Turning now to harmless error, the majority and I agree that the district court erred in excluding the evidence that Mr. Sims had a habit of fastening his seatbelt but had not done so when he drove to his death. In what I view as a close case, this significant evidence could have changed the result. I would therefore reverse the breach-of-contract judgment and remand for a new trial.

My chief disagreement with the majority opinion on this point is not, however, its conclusion.

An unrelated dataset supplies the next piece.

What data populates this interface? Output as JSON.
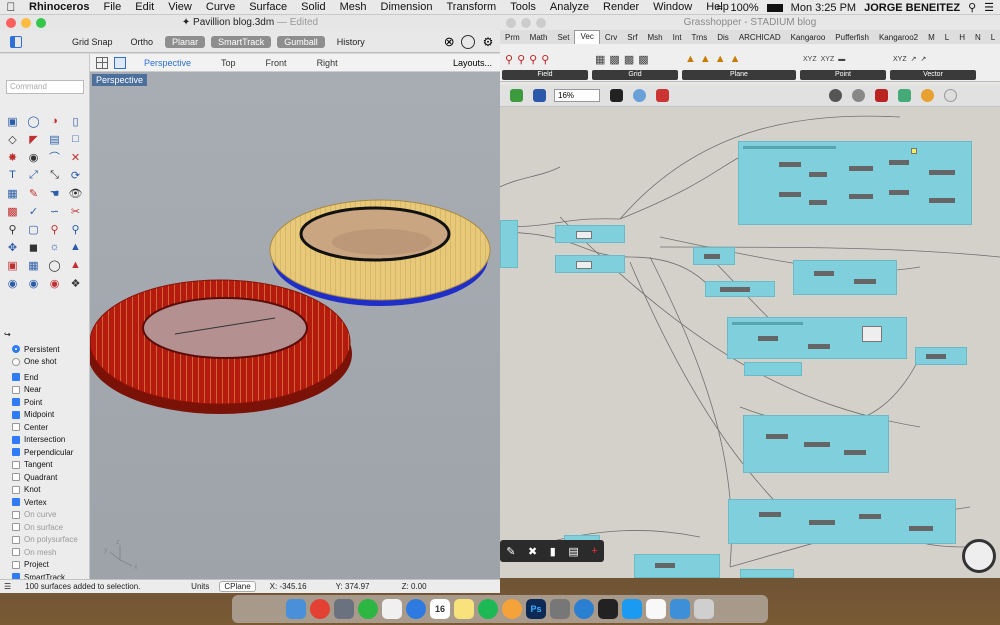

Reasonable people can differ on whether the failure to admit the seat-belt evidence was harmless error. My particular concern is one aspect of the majority’s analysis-the reference to the jury’s verdicts on bad faith and punitive damages. The majority reasons that this jury must not have found the suicide issue to be a close call because it proceeded to rule against the insurer on bad faith and punitive damages. Because, as the majority opinion notes, the general rule is that one looks at the specific jury in assessing whether error is harmless, the majority’s conclusion appears to follow. But I am not persuaded. To be sure, the jury did find bad faith and award punitive damages. On appeal, however, we set aside both findings for lack of evidence. In other words, the jury’s fact finding was unreasonable. It seems peculiar to base our harmless-error ruling on a jury’s unreasonable, irrational finding on another issue. In this circumstance, I think the proper approach is not to look at this particular jury (or at least this jury’s findings on bad faith and punitive damages) in assessing whether error was harmless but to consider what a hypothetical rational jury would do.